Crouched near to the shamans were two horn players, a drummer, and three players of singing bowls. There five shamans from the Skipping Mountain Goat Tribe stood before a sheer rock face on the cliff opposite Briar and his companion. He sat cross-legged on cushions with a traveling desk on his lap, but his eyes were fixed just now on the events across the river. He wore a green silk quilted tunic patterned with light green willow leaves, gold-brown quilted breeches, and the calf-high soft boots that were popular in the mountains.
MAGIC STEPS TAMORA PIERCE SKIN
He was the foreigner, his skin a light shade of bronze, his nose long and thin, his eyes a startling gray- green in this land of brown-eyed easterners. It whistled down the canyon, making the banners around them snap.īriar Moss was the older of the two, sixteen and a fully accredited mage of the Living Circle school in Emelan. Two boy-men sat on the river’s eastern bank, where an open-fronted tent gave them shelter from the chilly spring wind. "Not blood?" he whispered.OUTSIDE THE WALLS OF GARMASHING, CAPITAL OF GYONGXE He glanced atĚlzena, at her bootless foot.
MAGIC STEPS TAMORA PIERCE CRACK
A dark stain ran down the leather into the crack where sole met upper.
Nurhar reached for the other and dragged it to him. He went to sit by Alzena as the mage began to chant. "Get rid of them," Nurhar told the mage, who came out of the shelter of his spells. She felt nothing but mild disgust, now they would have to wash the coins. The healer started to turn when she heard him drop.Ělzena flung the blanket aside as she rolled, brought out her sword, and beheaded the woman. The guard was dead in the moment between the closing of the door and his taking the coin. Nurhar was fast, nearly as fast as Alzena.
The man hesitated at the doorstep, but entered when he sawĚlzena facedown on the bed, the healer counting a heap of gold coins, and the gold coin that Nurhar offered him. The man in green with the red cap," said the healer, too intent on the gold in her hand to use common sense. "There's a gold astrel in it for the guard if you can help us to Fortunate Wharf." "You brought someone as guard?" The healer nodded. Nurhar upended the bag in the healer's palm and fifteen gold astrels dropped out. Her sword lay just under the blanket at her side like a promise. She gave her head a tiny shake, and tugged the leather moneybag from her pocket.
He could be asking about her leg, though he was not.
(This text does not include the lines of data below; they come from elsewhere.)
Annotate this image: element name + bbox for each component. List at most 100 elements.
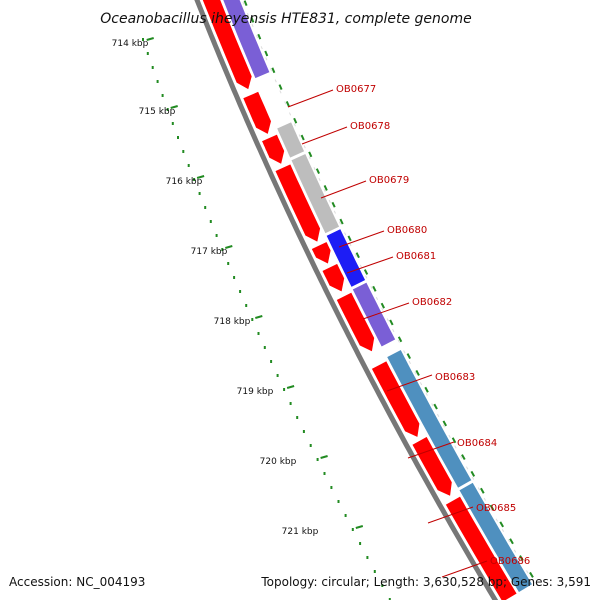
accession-text: Accession: NC_004193 bbox=[9, 575, 145, 589]
outer-tick bbox=[442, 420, 448, 427]
outer-tick bbox=[347, 235, 352, 242]
outer-tick bbox=[257, 33, 262, 40]
gene-label-ob0681[interactable]: OB0681 bbox=[396, 251, 436, 262]
gene-leader-line-9 bbox=[427, 506, 474, 524]
kbp-label-715: 715 kbp bbox=[139, 107, 176, 117]
gene-label-ob0683[interactable]: OB0683 bbox=[435, 372, 475, 383]
outer-tick bbox=[339, 218, 344, 225]
kbp-dot bbox=[227, 262, 230, 265]
outer-tick bbox=[433, 403, 438, 410]
outer-tick bbox=[380, 302, 385, 309]
gene-ob0679-block bbox=[290, 152, 341, 235]
gene-tracks bbox=[201, 0, 535, 600]
kbp-dot bbox=[359, 542, 362, 545]
kbp-dot bbox=[182, 150, 185, 153]
outer-tick bbox=[406, 353, 411, 360]
gene-leader-line-4 bbox=[338, 230, 385, 248]
forward-gene-9 bbox=[411, 435, 453, 497]
gene-label-ob0677[interactable]: OB0677 bbox=[336, 84, 376, 95]
gene-leader-line-3 bbox=[320, 180, 367, 199]
outer-tick bbox=[389, 319, 394, 326]
kbp-dot bbox=[221, 248, 224, 251]
kbp-label-718: 718 kbp bbox=[214, 317, 251, 327]
backbone-line bbox=[194, 0, 499, 600]
gene-label-ob0685[interactable]: OB0685 bbox=[476, 503, 516, 514]
outer-tick bbox=[308, 151, 313, 158]
kbp-dot bbox=[296, 416, 299, 419]
kbp-dot bbox=[204, 206, 207, 209]
kbp-tick-3 bbox=[225, 245, 233, 249]
kbp-dot bbox=[245, 304, 248, 307]
outer-tick bbox=[509, 538, 514, 545]
outer-tick bbox=[243, 0, 248, 6]
kbp-dot bbox=[142, 38, 144, 41]
forward-gene-3 bbox=[260, 133, 286, 165]
kbp-dot bbox=[187, 164, 190, 167]
gene-leader-line-6 bbox=[362, 302, 410, 320]
gene-ob0678-block bbox=[276, 121, 306, 159]
forward-gene-1 bbox=[201, 0, 253, 91]
kbp-dot bbox=[161, 94, 164, 97]
outer-tick bbox=[424, 386, 429, 393]
outer-tick bbox=[300, 134, 305, 141]
kbp-dot bbox=[366, 556, 369, 559]
kbp-label-714: 714 kbp bbox=[112, 39, 149, 49]
kbp-ticks bbox=[243, 0, 534, 578]
kbp-dot bbox=[276, 374, 279, 377]
gene-label-ob0678[interactable]: OB0678 bbox=[350, 121, 390, 132]
kbp-dot bbox=[289, 402, 292, 405]
gene-label-ob0684[interactable]: OB0684 bbox=[457, 438, 497, 449]
kbp-dot bbox=[215, 234, 218, 237]
outer-tick bbox=[271, 67, 276, 74]
gene-label-ob0680[interactable]: OB0680 bbox=[387, 225, 427, 236]
kbp-dot bbox=[233, 276, 236, 279]
gene-leader-line-7 bbox=[386, 374, 433, 392]
gene-leader-line-10 bbox=[441, 560, 488, 578]
forward-gene-10 bbox=[444, 495, 518, 600]
outer-tick bbox=[250, 17, 255, 23]
kbp-dotted-guide bbox=[142, 37, 391, 600]
gene-label-ob0686[interactable]: OB0686 bbox=[490, 556, 530, 567]
gene-ob0683-block bbox=[386, 348, 473, 489]
outer-tick bbox=[529, 571, 534, 578]
kbp-dot bbox=[198, 192, 201, 195]
kbp-dot bbox=[381, 584, 384, 587]
kbp-dot bbox=[309, 444, 312, 447]
outer-tick bbox=[278, 84, 283, 90]
kbp-dot bbox=[263, 346, 266, 349]
kbp-dot bbox=[177, 136, 179, 139]
kbp-label-721: 721 kbp bbox=[282, 527, 319, 537]
forward-gene-6 bbox=[321, 262, 346, 293]
forward-gene-8 bbox=[370, 360, 421, 439]
outer-tick bbox=[489, 504, 495, 511]
kbp-dot bbox=[151, 66, 154, 69]
gene-ob0680-block bbox=[325, 228, 367, 288]
kbp-dot bbox=[251, 318, 254, 321]
forward-gene-4 bbox=[274, 163, 321, 243]
outer-tick bbox=[397, 336, 403, 343]
kbp-dot bbox=[239, 290, 242, 293]
outer-tick bbox=[264, 50, 269, 57]
kbp-label-719: 719 kbp bbox=[237, 387, 274, 397]
topology-text: Topology: circular; Length: 3,630,528 bp… bbox=[260, 575, 591, 589]
kbp-dot bbox=[270, 360, 273, 363]
gene-label-ob0679[interactable]: OB0679 bbox=[369, 175, 409, 186]
gene-ob0677-block bbox=[222, 0, 271, 80]
kbp-dot bbox=[373, 570, 376, 573]
kbp-dot bbox=[337, 500, 340, 503]
forward-gene-5 bbox=[310, 240, 332, 265]
kbp-dot bbox=[302, 430, 305, 433]
gene-label-ob0682[interactable]: OB0682 bbox=[412, 297, 452, 308]
kbp-tick-4 bbox=[255, 315, 263, 319]
outer-tick bbox=[470, 470, 476, 477]
outer-tick bbox=[415, 369, 420, 376]
outer-tick bbox=[499, 521, 504, 528]
kbp-dot bbox=[388, 598, 391, 600]
forward-gene-2 bbox=[242, 90, 272, 136]
kbp-label-717: 717 kbp bbox=[191, 247, 228, 257]
kbp-dot bbox=[283, 388, 286, 391]
kbp-dot bbox=[209, 220, 212, 223]
kbp-tick-0 bbox=[146, 37, 154, 41]
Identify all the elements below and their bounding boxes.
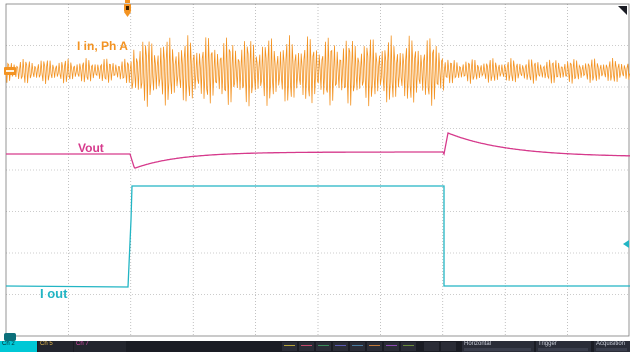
ref-channel-button[interactable]	[350, 342, 365, 351]
channel-7-label: Ch 7	[76, 341, 89, 347]
add-channel-button[interactable]	[424, 342, 439, 351]
add-channel-button[interactable]	[441, 342, 456, 351]
vout-waveform	[6, 132, 630, 169]
trigger-level-arrow-icon[interactable]	[623, 240, 629, 248]
ch-ground-marker-icon[interactable]	[4, 67, 16, 75]
screen-background	[0, 0, 630, 341]
acquisition-label: Acquisition	[596, 341, 626, 347]
channel-7-button[interactable]: Ch 7	[74, 341, 126, 352]
vout-label: Vout	[78, 141, 104, 155]
acquisition-panel[interactable]: Acquisition	[594, 341, 630, 352]
ref-channel-button[interactable]	[333, 342, 348, 351]
ref-channel-button[interactable]	[316, 342, 331, 351]
graticule-border	[5, 3, 630, 337]
waveform-screen[interactable]	[0, 0, 630, 341]
i-in-waveform	[5, 35, 630, 107]
channel-badge-icon[interactable]	[4, 333, 16, 341]
status-bar: Ch 2 Ch 5 Ch 7 Horizontal Trigger Acquis…	[0, 341, 630, 352]
channel-5-button[interactable]: Ch 5	[38, 341, 73, 352]
ref-channel-button[interactable]	[299, 342, 314, 351]
channel-2-label: Ch 2	[2, 341, 15, 347]
trigger-label: Trigger	[538, 341, 557, 347]
acquisition-readout	[596, 348, 627, 351]
trigger-panel[interactable]: Trigger	[536, 341, 591, 352]
bus-channel-button[interactable]	[367, 342, 382, 351]
horizontal-panel[interactable]: Horizontal	[462, 341, 534, 352]
channel-5-label: Ch 5	[40, 341, 53, 347]
corner-triangle-icon[interactable]	[618, 6, 627, 15]
bus-channel-button[interactable]	[401, 342, 416, 351]
i-out-label: I out	[40, 286, 68, 301]
bus-channel-button[interactable]	[384, 342, 399, 351]
math-channel-button[interactable]	[282, 342, 297, 351]
trigger-marker-icon[interactable]	[124, 0, 131, 17]
i-in-label: I in, Ph A	[77, 39, 128, 53]
horizontal-label: Horizontal	[464, 341, 492, 347]
trigger-readout	[538, 348, 588, 351]
i-out-waveform	[5, 185, 630, 288]
graticule-grid	[5, 3, 630, 337]
channel-2-button[interactable]: Ch 2	[0, 341, 37, 352]
horizontal-readout	[464, 348, 531, 351]
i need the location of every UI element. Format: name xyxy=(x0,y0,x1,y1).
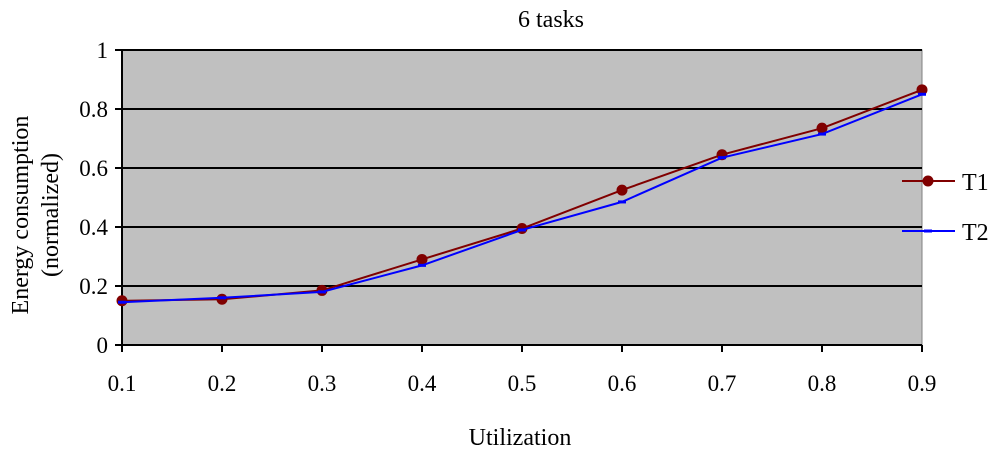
x-tick-label: 0.7 xyxy=(708,371,737,396)
series-group xyxy=(116,84,928,307)
gridlines xyxy=(122,49,922,287)
y-axis-label-line2: (normalized) xyxy=(38,153,64,277)
y-tick-label: 1 xyxy=(97,38,109,63)
data-point-t1 xyxy=(816,122,828,134)
x-tick-label: 0.2 xyxy=(208,371,237,396)
x-tick-label: 0.4 xyxy=(408,371,437,396)
y-tick-label: 0 xyxy=(97,333,109,358)
legend-label-t2: T2 xyxy=(962,220,989,246)
data-point-t2 xyxy=(118,300,126,304)
data-point-t2 xyxy=(518,228,526,232)
y-tick-label: 0.2 xyxy=(79,274,108,299)
y-axis-label-line1: Energy consumption xyxy=(8,116,34,315)
x-tick-label: 0.6 xyxy=(608,371,637,396)
y-tick-label: 0.6 xyxy=(79,156,108,181)
plot-area xyxy=(121,49,923,346)
legend-label-t1: T1 xyxy=(962,170,989,196)
x-tick-label: 0.3 xyxy=(308,371,337,396)
legend-marker-t1 xyxy=(922,175,934,187)
data-point-t1 xyxy=(916,84,928,96)
x-tick-label: 0.5 xyxy=(508,371,537,396)
data-point-t2 xyxy=(718,156,726,160)
legend: T1 T2 xyxy=(902,170,989,246)
data-point-t1 xyxy=(416,253,428,265)
data-point-t2 xyxy=(418,263,426,267)
chart-title: 6 tasks xyxy=(518,7,584,33)
data-point-t2 xyxy=(218,296,226,300)
y-tick-label: 0.4 xyxy=(79,215,108,240)
data-point-t2 xyxy=(618,200,626,204)
x-tick-label: 0.9 xyxy=(908,371,937,396)
x-tick-labels: 0.1 0.2 0.3 0.4 0.5 0.6 0.7 0.8 0.9 xyxy=(108,371,937,396)
data-point-t2 xyxy=(818,132,826,136)
data-point-t2 xyxy=(318,290,326,294)
y-tick-labels: 0 0.2 0.4 0.6 0.8 1 xyxy=(79,38,108,358)
x-axis-label: Utilization xyxy=(469,425,572,451)
x-tick-label: 0.8 xyxy=(808,371,837,396)
legend-marker-t2 xyxy=(924,229,932,233)
data-point-t2 xyxy=(918,92,926,96)
y-tick-label: 0.8 xyxy=(79,97,108,122)
x-tick-label: 0.1 xyxy=(108,371,137,396)
data-point-t1 xyxy=(616,184,628,196)
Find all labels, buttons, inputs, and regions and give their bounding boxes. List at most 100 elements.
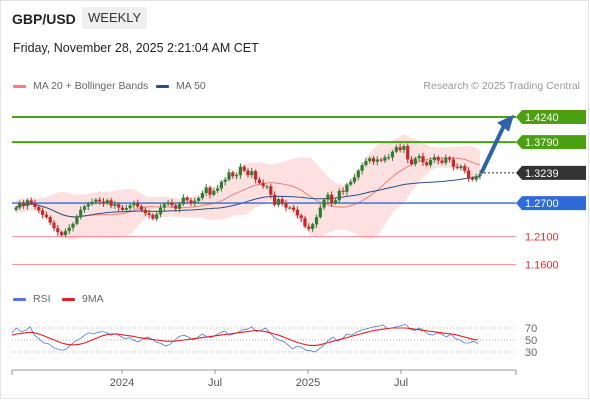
- symbol-title: GBP/USD: [12, 11, 76, 27]
- candle-body: [436, 157, 440, 161]
- candle-body: [189, 200, 193, 204]
- rsi-tick-50: 50: [525, 335, 537, 347]
- candle-body: [417, 156, 421, 159]
- candle-body: [440, 160, 444, 163]
- candle-body: [227, 172, 231, 180]
- candle-body: [223, 179, 227, 182]
- bollinger-band-area: [16, 134, 480, 240]
- candle-body: [147, 213, 151, 215]
- candle-body: [425, 162, 429, 166]
- candle-body: [170, 202, 174, 206]
- candle-body: [299, 215, 303, 219]
- candle-body: [383, 157, 387, 161]
- candle-body: [265, 186, 269, 188]
- candle-body: [181, 197, 185, 205]
- ma20-legend-swatch: [13, 85, 26, 88]
- candle-body: [349, 181, 353, 185]
- candle-body: [155, 214, 159, 219]
- candle-body: [254, 171, 258, 180]
- rsi-legend-label: RSI: [33, 293, 51, 305]
- candle-body: [185, 197, 189, 201]
- candle-body: [14, 207, 18, 210]
- level-label-1.3239: 1.3239: [525, 168, 559, 180]
- candles-group: [14, 143, 482, 238]
- candle-body: [60, 232, 64, 235]
- level-tag-1.2700: [516, 196, 586, 211]
- candle-body: [284, 203, 288, 208]
- candle-body: [257, 179, 261, 183]
- candle-body: [208, 187, 212, 195]
- candle-body: [345, 184, 349, 192]
- candle-body: [448, 157, 452, 160]
- candle-body: [330, 194, 334, 204]
- candle-body: [139, 206, 144, 210]
- ma50-line: [15, 175, 481, 218]
- candle-body: [368, 158, 372, 162]
- candle-body: [478, 174, 482, 177]
- candle-body: [364, 161, 368, 165]
- candle-body: [402, 146, 406, 150]
- ma50-legend-swatch: [156, 85, 169, 88]
- candle-body: [63, 231, 67, 235]
- candle-body: [90, 202, 94, 205]
- candle-body: [311, 224, 315, 229]
- candle-body: [216, 188, 220, 191]
- ma20-line: [15, 157, 481, 218]
- candle-body: [398, 147, 402, 150]
- forecast-arrow-shaft: [480, 123, 506, 174]
- candle-body: [143, 209, 147, 214]
- candle-body: [451, 159, 455, 167]
- candle-body: [432, 157, 436, 160]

The woman knew they were illegal, and had demanded a price to match it. I'll have my fee now – three gold majas, you promised."Īlzena clenched her hands in the bedclothes. "Give the medicine five days, then remove the bandage. "All done," said the healer, tying the bandage off. She could not see the mage, hidden by his spells in the corner, but something was making her nervous.